Wagner47 24/05/2023
Os detalhes conduzem à virtude e à felicidade
Em uma sociedade onde os seres humanos são "produzidos" em larga escala, o foco é a estabilidade. Tendo Ford como imagem máxima (inclusive os anos sendo contados em Depois de Ford), o livro se passa em uma Londres futurista que, assim como no mundo, divide a sociedade em castas (Alfa, Beta, Gama, Delta e Ípsilon em diferentes níveis), diferenciando-os pelas suas funções e pela cor de suas vestes. A partir da engenharia genética, tais indivíduos já são definidos durante sua concepção em laboratório, utilizando-se de clonagem e condicionados a serem o que são. Pai e mãe são termos proibidos (assim como o amor) e o sexo é estimulado desde a infância.
Aldous constrói e nos apresenta uma sociedade muito equilibrada e muito bem dividida, onde todo mundo é de todo mundo e a harmonia reina. Apesar de produzidos, continuam sendo seres humanos com seus sentimentos, por mais que tenham sido condicionados a alguns desde o seu nascimento. Entretanto, durante esse processo, alguns saem um tanto quanto falhos e a partir daí acompanhamos Bernard Marx, um alfa-mais (uma das mais altas castas) com aparência de gama e oferece certa resistência quanto aos meios impostos desse mundo.

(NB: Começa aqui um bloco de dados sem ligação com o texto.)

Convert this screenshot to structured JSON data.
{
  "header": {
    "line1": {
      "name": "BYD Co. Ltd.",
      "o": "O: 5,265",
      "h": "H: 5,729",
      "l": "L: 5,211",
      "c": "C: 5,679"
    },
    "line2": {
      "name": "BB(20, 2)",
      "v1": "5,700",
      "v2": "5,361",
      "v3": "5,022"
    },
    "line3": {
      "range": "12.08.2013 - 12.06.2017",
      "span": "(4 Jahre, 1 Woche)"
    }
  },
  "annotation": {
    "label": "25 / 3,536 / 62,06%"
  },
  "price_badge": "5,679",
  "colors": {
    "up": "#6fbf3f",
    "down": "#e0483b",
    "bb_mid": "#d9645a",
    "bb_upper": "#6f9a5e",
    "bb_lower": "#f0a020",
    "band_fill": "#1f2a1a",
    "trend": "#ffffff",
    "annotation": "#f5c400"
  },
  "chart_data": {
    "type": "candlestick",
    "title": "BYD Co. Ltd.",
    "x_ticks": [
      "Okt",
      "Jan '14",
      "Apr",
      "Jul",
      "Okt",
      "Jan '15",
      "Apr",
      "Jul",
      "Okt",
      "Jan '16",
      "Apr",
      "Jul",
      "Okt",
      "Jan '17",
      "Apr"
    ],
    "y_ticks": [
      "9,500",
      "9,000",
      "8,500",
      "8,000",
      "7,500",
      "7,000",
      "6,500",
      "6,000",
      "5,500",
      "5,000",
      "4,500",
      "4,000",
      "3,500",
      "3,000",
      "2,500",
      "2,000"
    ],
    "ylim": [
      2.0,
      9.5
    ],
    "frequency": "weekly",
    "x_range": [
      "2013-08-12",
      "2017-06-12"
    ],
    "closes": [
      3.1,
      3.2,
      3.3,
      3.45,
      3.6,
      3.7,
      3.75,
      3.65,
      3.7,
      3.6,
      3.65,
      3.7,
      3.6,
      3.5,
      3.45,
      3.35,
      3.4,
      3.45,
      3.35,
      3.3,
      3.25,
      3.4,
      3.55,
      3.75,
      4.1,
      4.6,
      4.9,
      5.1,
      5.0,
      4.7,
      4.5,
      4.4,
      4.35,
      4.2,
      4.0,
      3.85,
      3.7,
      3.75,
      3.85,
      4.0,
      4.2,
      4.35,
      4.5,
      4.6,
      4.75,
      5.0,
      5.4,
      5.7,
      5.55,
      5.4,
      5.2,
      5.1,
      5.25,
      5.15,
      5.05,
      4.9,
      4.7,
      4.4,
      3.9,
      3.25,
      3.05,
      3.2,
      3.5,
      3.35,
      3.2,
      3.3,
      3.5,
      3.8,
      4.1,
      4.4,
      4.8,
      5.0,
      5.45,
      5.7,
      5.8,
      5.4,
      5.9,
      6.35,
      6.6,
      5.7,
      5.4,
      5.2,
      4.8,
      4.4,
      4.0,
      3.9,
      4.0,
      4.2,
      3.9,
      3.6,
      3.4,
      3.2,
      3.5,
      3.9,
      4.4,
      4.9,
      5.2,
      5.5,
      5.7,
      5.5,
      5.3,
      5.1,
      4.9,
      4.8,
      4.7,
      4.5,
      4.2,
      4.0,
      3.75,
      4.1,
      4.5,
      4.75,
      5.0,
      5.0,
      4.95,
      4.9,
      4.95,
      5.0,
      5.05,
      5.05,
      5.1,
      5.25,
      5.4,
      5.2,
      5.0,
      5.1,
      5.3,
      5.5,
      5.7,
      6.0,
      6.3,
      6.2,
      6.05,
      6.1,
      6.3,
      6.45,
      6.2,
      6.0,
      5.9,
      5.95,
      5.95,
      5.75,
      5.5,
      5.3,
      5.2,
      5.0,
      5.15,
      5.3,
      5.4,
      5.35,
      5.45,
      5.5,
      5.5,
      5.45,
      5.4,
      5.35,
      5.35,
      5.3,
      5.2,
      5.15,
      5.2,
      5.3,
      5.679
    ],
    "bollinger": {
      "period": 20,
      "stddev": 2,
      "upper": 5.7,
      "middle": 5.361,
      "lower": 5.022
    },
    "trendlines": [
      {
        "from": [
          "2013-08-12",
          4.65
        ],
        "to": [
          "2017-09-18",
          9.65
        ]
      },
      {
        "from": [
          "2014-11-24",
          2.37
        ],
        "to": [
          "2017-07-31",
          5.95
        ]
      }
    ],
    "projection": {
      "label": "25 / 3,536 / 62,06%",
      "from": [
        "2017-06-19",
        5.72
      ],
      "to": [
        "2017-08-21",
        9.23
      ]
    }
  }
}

Em determinada região chamada Malpaís, há os Selvagens. É um grupo de pessoas isoladas que vivem conforme querem viver, onde a natalidade não é controlada e feita de forma natural, cada um seguindo suas tradições, cultos e culturas. A partir de uma descoberta feita nessa terra e com as autorizações certas, Bernard leva os Selvagens John e sua mãe Linda para a cidade.
John é diferente dos demais Selvagens. Sendo muito bem instruído e viciado em Shakespeare, não possui tanto acolhimento em sua própria terra, portanto partir para um outro lugar poderia ser algo positivo.
Oh, admirável mundo novo!
Mas seria esse choque de culturas tão benéfico assim?
Uma coisa que sempre ouvi falar desse livro é como o início é mais difícil. Acredito que o termo que melhor se encaixa aqui é "confuso", uma vez que recorre à tecnicidade dos termos para apresentar ao leitor seu funcionamento. Apesar de muitas explicações, o autor sabe muito bem manter a fluidez, mudando cenários na velocidade da luz e conseguindo deixar o leitor a par de tudo mesmo assim.
Acredito que o autor poderia dar mais ênfase à rivalidade de Bernard e o Diretor de Incubação e Condicionamento (D.I.C.). A informação recebida e que viria ocasionar diversos desdobramentos foi feita de uma forma jogada. Há momentos também que surgem novas explicações de funcionamento, sendo que poderiam ter sido feitas lá no início e focar mais no Selvagem John conhecendo e se inteirando do novo ambiente.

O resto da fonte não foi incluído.